Le jugement n’est pas aussi favorable sur la tarification. En particulier parce qu’elle peut se révéler complexe lorsqu’on adopte le modèle object-centric. Celonis peut aussi progresser sur l’expérience client, par exemple sur la précision de son service desk. Autre champ d’amélioration : le task mining, avec la perspective de toucher des cas d’usage au-delà de la productivté des salariés.
… comme chez SAP
L’innovation vaut aussi un bon point à SAP, avec l’IA en première ligne (enrichissement de logs, analyse de parcours utilisateurs, recommandation de processus…). Gartner salue par ailleurs – comme l’an dernier – l’alignement sur la stratégie commerciale d’ensemble du groupe allemand. Et, plus globalement, la vision d’une « suite de transformation de bout en bout ».
Tarification également jugée complexe pour SAP, du fait qu’il propose deux produits aux modèles économiques distincts. Produits entre lesquels il gagnerait, ajoute Gartner, à mieux communiquer les différences. Attention aussi à un point qui était déjà d’actualité en 2023 : une tendance à se focaliser sur les cas d’usage dans l’écosystème SAP, en dépit d’une stratégie dite « agnostique » des systèmes.

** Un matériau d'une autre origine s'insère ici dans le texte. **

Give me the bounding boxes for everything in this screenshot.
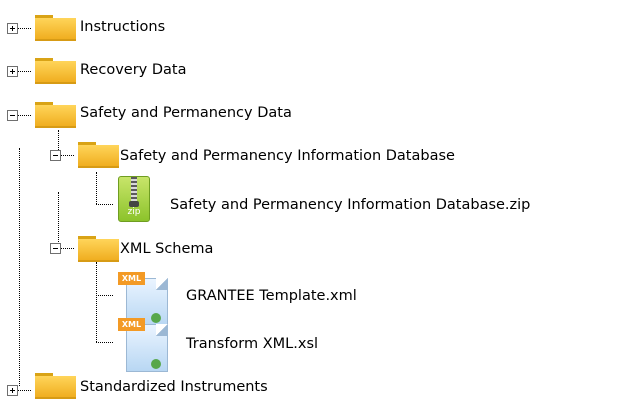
tree-item-xml-schema[interactable]: XML Schema [120,241,213,257]
connector [18,115,31,116]
tree-item-transform-xsl[interactable]: Transform XML.xsl [186,336,318,352]
zip-file-icon: zip [118,176,150,222]
connector [96,342,113,343]
tree-item-zip-file[interactable]: Safety and Permanency Information Databa… [170,197,530,213]
collapse-safety-button[interactable] [7,110,18,121]
connector [18,71,31,72]
connector [61,155,74,156]
tree-item-standardized-instruments[interactable]: Standardized Instruments [80,379,268,395]
tree-item-safety-permanency-data[interactable]: Safety and Permanency Data [80,105,292,121]
connector [96,204,113,205]
connector [58,130,59,150]
folder-icon [35,58,76,84]
connector [96,172,97,204]
connector [18,28,31,29]
tree-item-grantee-template[interactable]: GRANTEE Template.xml [186,288,357,304]
connector [19,148,20,386]
connector [61,248,74,249]
connector [58,192,59,242]
collapse-info-database-button[interactable] [50,150,61,161]
connector [18,390,31,391]
collapse-xml-schema-button[interactable] [50,243,61,254]
tree-item-info-database[interactable]: Safety and Permanency Information Databa… [120,148,455,164]
expand-recovery-button[interactable] [7,66,18,77]
folder-icon [78,236,119,262]
expand-instructions-button[interactable] [7,23,18,34]
folder-icon [35,15,76,41]
connector [96,262,97,342]
tree-item-recovery-data[interactable]: Recovery Data [80,62,186,78]
connector [96,295,113,296]
expand-standardized-button[interactable] [7,385,18,396]
folder-icon [35,102,76,128]
folder-icon [78,142,119,168]
xsl-file-icon: XML [118,318,176,374]
folder-icon [35,373,76,399]
tree-item-instructions[interactable]: Instructions [80,19,165,35]
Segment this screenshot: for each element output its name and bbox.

Software AG distingué sur la GenAI ; pas sur le task mining
Contrairement à Celonis, Software AG a droit à un bon point sur l’expérience client (qualité des boucles de feedback et de l’implémentation, notamment). L’orchestration de processus lui en vaut un autre, sur la base de la plate-forme ARIS qui peut faire office de DTO. La GenAI est un autre point fort, autant pour la conception de composants en langage naturel que pour la recommandation de projets d’automatisation.
Qui n’est pas client d’ARIS prendra garde : Software AG fournit séparément de son offre de process mining de multiples capacités avancées, dont la simulation et l’analyse de processus. Quant à la brique de task mining, elle est limitée, se basant sur l’enregistrement d’écran (pas d’exploitation des données de l’OS).
Appian, Microsoft, UiPath… Le process mining, partie d’un tout
En matière d’innovation, on aura relevé les bons points accordés à Appian, Apromore et MEHRWERK. Le premier, essentiellement pour les liens avec sa data fabric et l’analyse en self-servce à renfort d’IA. Le deuxième, pour l’IA appliquée à la recherche de causes et à la simulation des automatisations. Et le troisième, pour l’IA de façon générale (création, analyse, explication, suggestion de processus).
MEHRWERK se distingue aussi sur sa vision, axée self-service et exécution autonome de processus. Chez UiPath, c’est la notion de « découverte continue » que Gartner apprécie. Et chez Appian, la volonté de convertir tout modèle de processus en workflow.
Au moment des relevés, ni Microsoft, ni UiPath ne prenaient en charge le format OCPM. Ce que Gartner souligne. Le premier avait néanmoins pour lui l’usage de la GenAI (GPT-3.5 Turbo et Copilot), le task mining (via Power Automate for desktop) et la partie analyse prédictive (en lien avec Power BI). Le second, la complétude de son portefeuille pour aller vers l’hyperautomatisation.
La stratégie sectorielle n’est pas le fort de tous, dont ABBYY et Apromore. Ce dernier a par ailleurs une présence géographique limitée (dépendance à des partenariats pour le déploiement), comme MEHRWERK hors Allemagne.